As far as standalone reading goes, your mileage may vary. The plot does refer to events that happened in the previous story arc, but I didn’t find them alienating; I think they strike a good balance. I felt like they explained enough of what had transpired in the earlier arc to keep me in the loop as a new reader without making it tedious for a more seasoned reader. And given that the story makes a point to include those vignettes of Kate’s most important character moments, I think this would be a great introduction to the character for a new reader.

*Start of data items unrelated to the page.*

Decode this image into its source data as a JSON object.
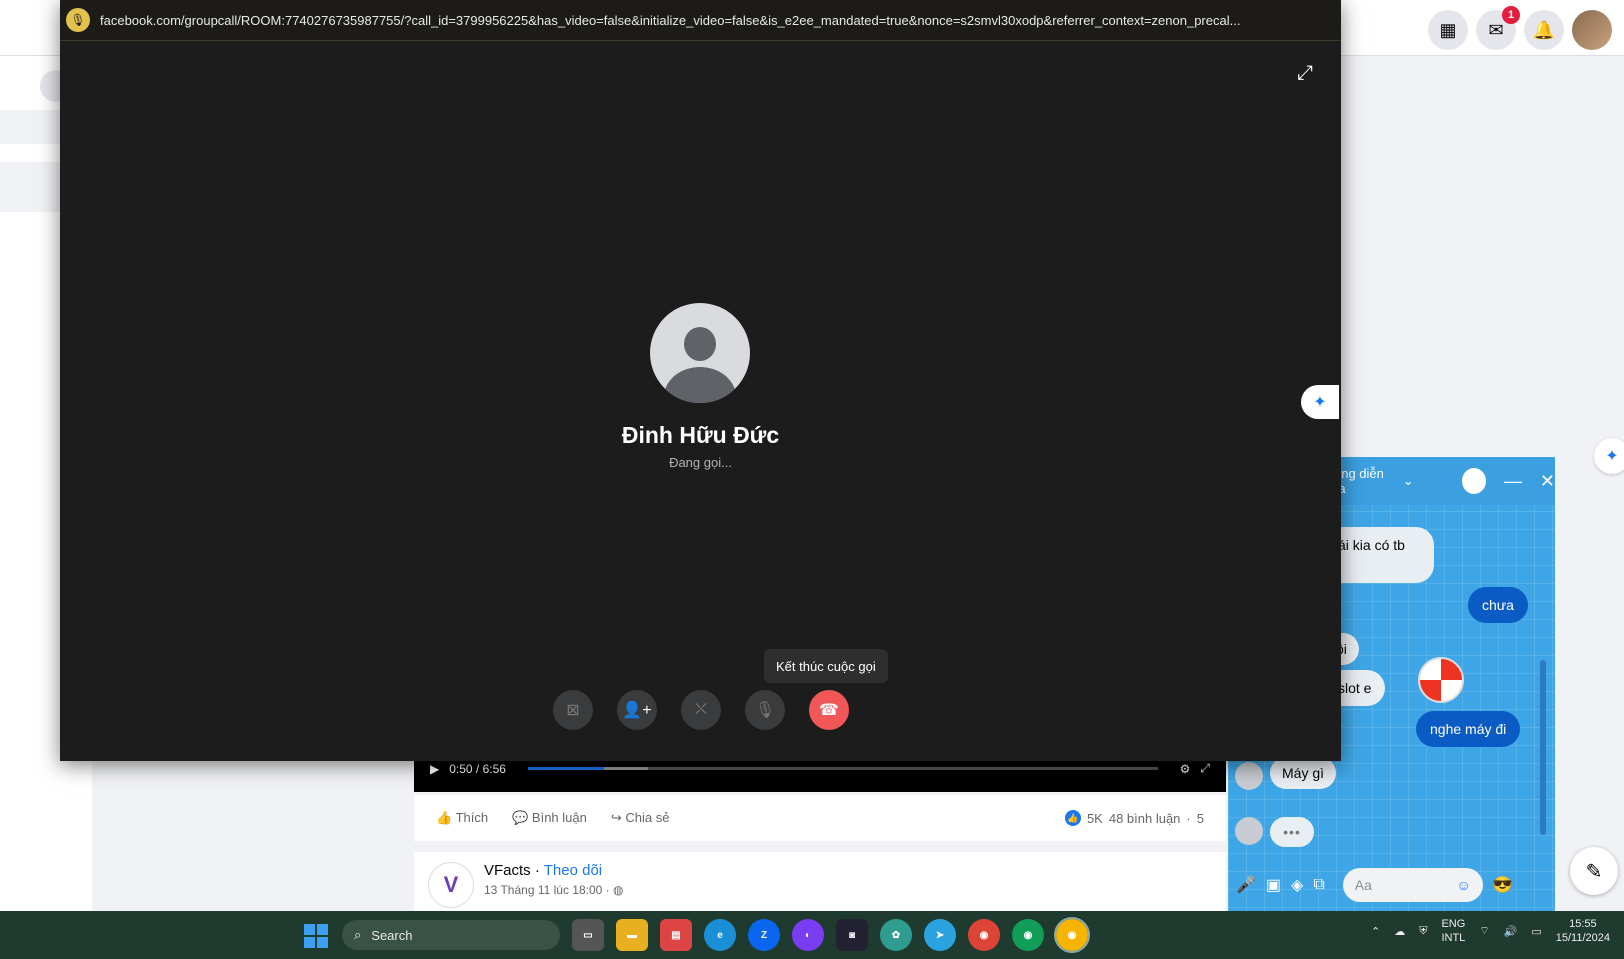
{
  "call": {
    "url": "facebook.com/groupcall/ROOM:7740276735987755/?call_id=3799956225&has_video=false&initialize_video=false&is_e2ee_mandated=true&nonce=s2smvl30xodp&referrer_context=zenon_precal...",
    "caller_name": "Đinh Hữu Đức",
    "status": "Đang gọi...",
    "tooltip": "Kết thúc cuộc gọi"
  },
  "topbar": {
    "messenger_badge": "1"
  },
  "video": {
    "time": "0:50 / 6:56",
    "progress_fraction": 0.12
  },
  "post_actions": {
    "like": "Thích",
    "comment": "Bình luận",
    "share": "Chia sẻ",
    "reactions": "5K",
    "comments_count": "48 bình luận",
    "trailing": "5"
  },
  "post2": {
    "author": "VFacts",
    "follow": "Theo dõi",
    "date": "13 Tháng 11 lúc 18:00"
  },
  "chat": {
    "header": "ang diễn ra",
    "messages": {
      "m1": "ái kia có tb",
      "m2": "chưa",
      "m3": "ôi",
      "m4": "slot e",
      "m5": "nghe máy đi",
      "m6": "Máy gì"
    },
    "input_placeholder": "Aa"
  },
  "taskbar": {
    "search": "Search",
    "lang_top": "ENG",
    "lang_bottom": "INTL",
    "time": "15:55",
    "date": "15/11/2024"
  }
}
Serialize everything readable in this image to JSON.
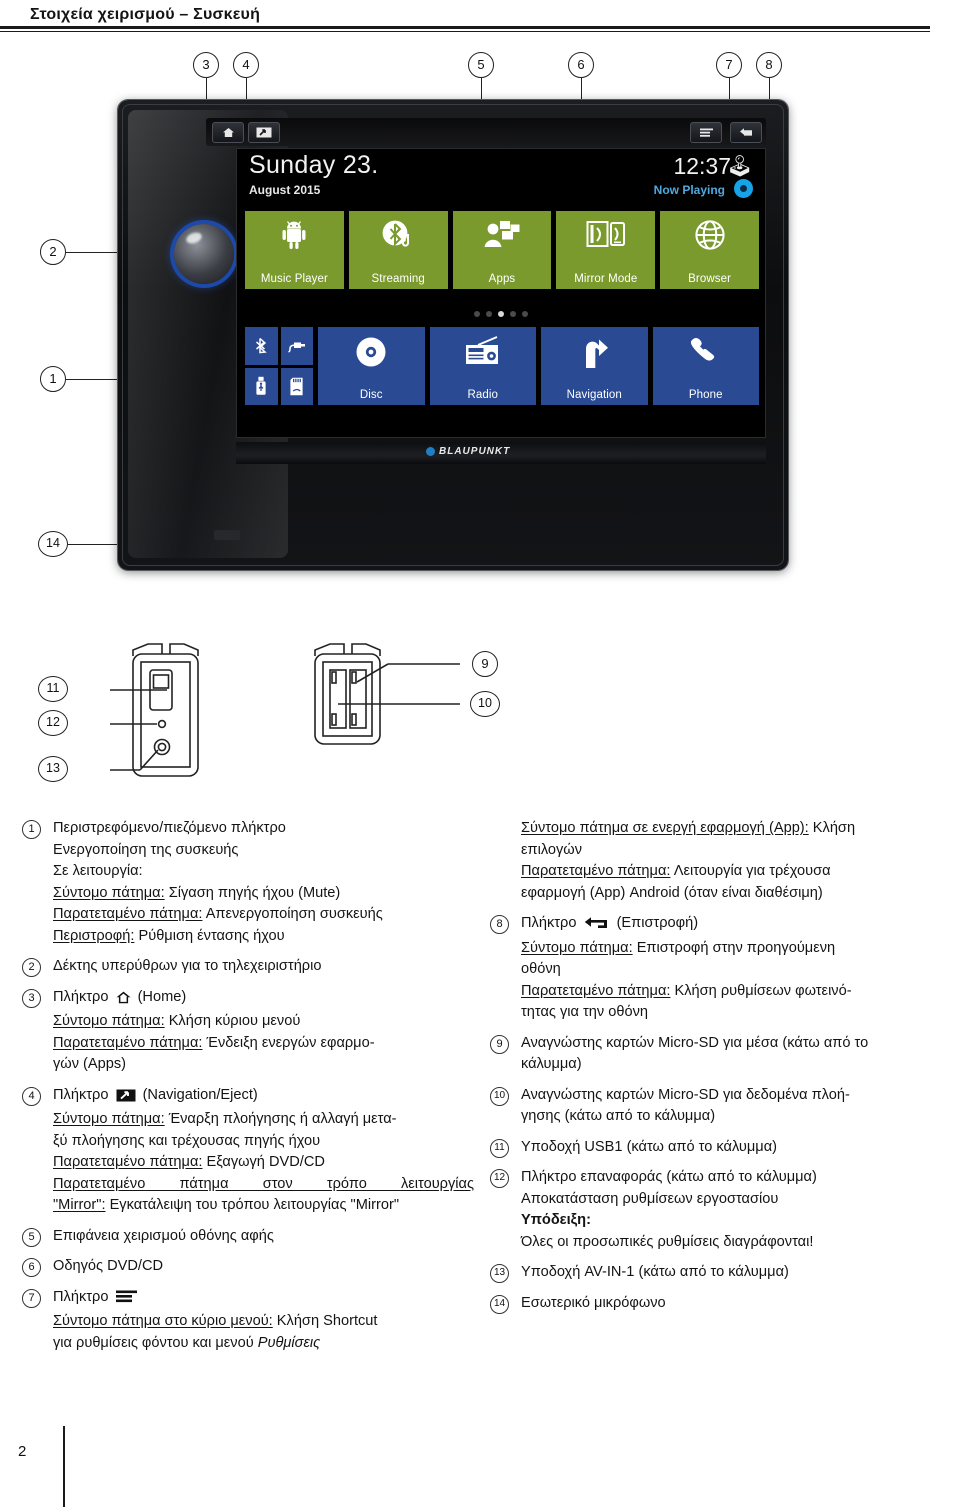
{
  "header": {
    "title": "Στοιχεία χειρισμού – Συσκευή"
  },
  "page": {
    "number": "2"
  },
  "figure": {
    "callouts": [
      "1",
      "2",
      "3",
      "4",
      "5",
      "6",
      "7",
      "8",
      "9",
      "10",
      "11",
      "12",
      "13",
      "14"
    ],
    "device": {
      "brand": "BLAUPUNKT",
      "bezel_buttons": [
        "home-icon",
        "navigation-eject-icon",
        "menu-icon",
        "back-icon"
      ],
      "screen": {
        "date": "Sunday 23.",
        "month_year": "August 2015",
        "time": "12:37",
        "bluetooth_icon": "bluetooth-icon",
        "now_playing": "Now Playing",
        "page_dots": {
          "count": 5,
          "active_index": 2
        },
        "tiles_row1": [
          {
            "label": "Music Player",
            "icon": "android-icon",
            "color": "#7b9a2e"
          },
          {
            "label": "Streaming",
            "icon": "bluetooth-audio-icon",
            "color": "#7b9a2e"
          },
          {
            "label": "Apps",
            "icon": "apps-person-icon",
            "color": "#7b9a2e"
          },
          {
            "label": "Mirror Mode",
            "icon": "mirror-mode-icon",
            "color": "#7b9a2e"
          },
          {
            "label": "Browser",
            "icon": "globe-icon",
            "color": "#7b9a2e"
          }
        ],
        "tiles_row2_mini": [
          {
            "label": "",
            "icon": "bluetooth-icon",
            "color": "#2a4b93"
          },
          {
            "label": "",
            "icon": "aux-plug-icon",
            "color": "#2a4b93"
          },
          {
            "label": "",
            "icon": "usb-icon",
            "color": "#2a4b93"
          },
          {
            "label": "",
            "icon": "sd-card-icon",
            "color": "#2a4b93"
          }
        ],
        "tiles_row2": [
          {
            "label": "Disc",
            "icon": "disc-icon",
            "color": "#2a4b93"
          },
          {
            "label": "Radio",
            "icon": "radio-icon",
            "color": "#2a4b93"
          },
          {
            "label": "Navigation",
            "icon": "navigation-arrow-icon",
            "color": "#2a4b93"
          },
          {
            "label": "Phone",
            "icon": "phone-handset-icon",
            "color": "#2a4b93"
          }
        ]
      }
    }
  },
  "legend": {
    "left": [
      {
        "num": "1",
        "lines": [
          {
            "text": "Περιστρεφόμενο/πιεζόμενο πλήκτρο"
          },
          {
            "text": "Ενεργοποίηση της συσκευής"
          },
          {
            "text": "Σε λειτουργία:"
          },
          {
            "label": "Σύντομο πάτημα:",
            "text": " Σίγαση πηγής ήχου (Mute)"
          },
          {
            "label": "Παρατεταμένο πάτημα:",
            "text": " Απενεργοποίηση συσκευής"
          },
          {
            "label": "Περιστροφή:",
            "text": " Ρύθμιση έντασης ήχου"
          }
        ]
      },
      {
        "num": "2",
        "lines": [
          {
            "text": "Δέκτης υπερύθρων για το τηλεχειριστήριο"
          }
        ]
      },
      {
        "num": "3",
        "lines": [
          {
            "text": "Πλήκτρο",
            "icon": "home-icon",
            "after": "(Home)"
          },
          {
            "label": "Σύντομο πάτημα:",
            "text": " Κλήση κύριου μενού"
          },
          {
            "label": "Παρατεταμένο πάτημα:",
            "text": " Ένδειξη ενεργών εφαρμο-"
          },
          {
            "text": "γών (Apps)"
          }
        ]
      },
      {
        "num": "4",
        "lines": [
          {
            "text": "Πλήκτρο",
            "icon": "navigation-eject-icon",
            "after": "(Navigation/Eject)"
          },
          {
            "label": "Σύντομο πάτημα:",
            "text": " Έναρξη πλοήγησης ή αλλαγή μετα-"
          },
          {
            "text": "ξύ πλοήγησης και τρέχουσας πηγής ήχου"
          },
          {
            "label": "Παρατεταμένο πάτημα:",
            "text": " Εξαγωγή DVD/CD"
          },
          {
            "label": "Παρατεταμένο πάτημα στον τρόπο λειτουργίας",
            "text": ""
          },
          {
            "label": "\"Mirror\":",
            "text": " Εγκατάλειψη του τρόπου λειτουργίας \"Mirror\""
          }
        ]
      },
      {
        "num": "5",
        "lines": [
          {
            "text": "Επιφάνεια χειρισμού οθόνης αφής"
          }
        ]
      },
      {
        "num": "6",
        "lines": [
          {
            "text": "Οδηγός DVD/CD"
          }
        ]
      },
      {
        "num": "7",
        "lines": [
          {
            "text": "Πλήκτρο",
            "icon": "menu-icon",
            "after": ""
          },
          {
            "label": "Σύντομο πάτημα στο κύριο μενού:",
            "text": " Κλήση Shortcut"
          },
          {
            "text": "για ρυθμίσεις φόντου και μενού ",
            "italic": "Ρυθμίσεις"
          }
        ]
      }
    ],
    "right": [
      {
        "num": "",
        "lines": [
          {
            "label": "Σύντομο πάτημα σε ενεργή εφαρμογή (App):",
            "text": " Κλήση"
          },
          {
            "text": "επιλογών"
          },
          {
            "label": "Παρατεταμένο πάτημα:",
            "text": " Λειτουργία για τρέχουσα"
          },
          {
            "text": "εφαρμογή (App) Android (όταν είναι διαθέσιμη)"
          }
        ]
      },
      {
        "num": "8",
        "lines": [
          {
            "text": "Πλήκτρο",
            "icon": "back-icon",
            "after": "(Επιστροφή)"
          },
          {
            "label": "Σύντομο πάτημα:",
            "text": " Επιστροφή στην προηγούμενη"
          },
          {
            "text": "οθόνη"
          },
          {
            "label": "Παρατεταμένο πάτημα:",
            "text": " Κλήση ρυθμίσεων φωτεινό-"
          },
          {
            "text": "τητας για την οθόνη"
          }
        ]
      },
      {
        "num": "9",
        "lines": [
          {
            "text": "Αναγνώστης καρτών Micro-SD για μέσα (κάτω από το"
          },
          {
            "text": "κάλυμμα)"
          }
        ]
      },
      {
        "num": "10",
        "lines": [
          {
            "text": "Αναγνώστης καρτών Micro-SD για δεδομένα πλοή-"
          },
          {
            "text": "γησης (κάτω από το κάλυμμα)"
          }
        ]
      },
      {
        "num": "11",
        "lines": [
          {
            "text": "Υποδοχή USB1 (κάτω από το κάλυμμα)"
          }
        ]
      },
      {
        "num": "12",
        "lines": [
          {
            "text": "Πλήκτρο επαναφοράς (κάτω από το κάλυμμα)"
          },
          {
            "text": "Αποκατάσταση ρυθμίσεων εργοστασίου"
          },
          {
            "bold": "Υπόδειξη:"
          },
          {
            "text": "Όλες οι προσωπικές ρυθμίσεις διαγράφονται!"
          }
        ]
      },
      {
        "num": "13",
        "lines": [
          {
            "text": "Υποδοχή AV-IN-1 (κάτω από το κάλυμμα)"
          }
        ]
      },
      {
        "num": "14",
        "lines": [
          {
            "text": "Εσωτερικό μικρόφωνο"
          }
        ]
      }
    ]
  }
}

I also really appreciate the interactions between Kate and her father. I think it’s really cool that he acts as her eyes and ears when she’s out in the field, and that he not only supports her as Batwoman but went out of his way to help her create the persona when she decided that was what she wanted to do. Also, even out of context, I’ve always found the scene where she comes out to him touching, and reading it as part of the story it belongs with might have brought a tear to my eye.
I personally came into comics around the time the first hardcover trades of the New 52 were coming out, and the reboot’s trade hardcover was the first Batwoman story I picked up. Because of that, I was spoiled for a few things in Elegy (like Alice’s identity), but it was honestly a breath of fresh air to read this story after being dragged down with the wilting plot of the New 52 ongoing.
If I did have one complaint, it’d be that I’ve never read a comic with Renee Montoya in it (she was one of the many characters of color erased from the DCU post-New 52) and I was kind of hoping that she’d be featured more prominently in this book. However, the main love interest is actually Maggie Sawyer, whom Kate meets for the first time in this story at a fancy benefit dinner in Gotham.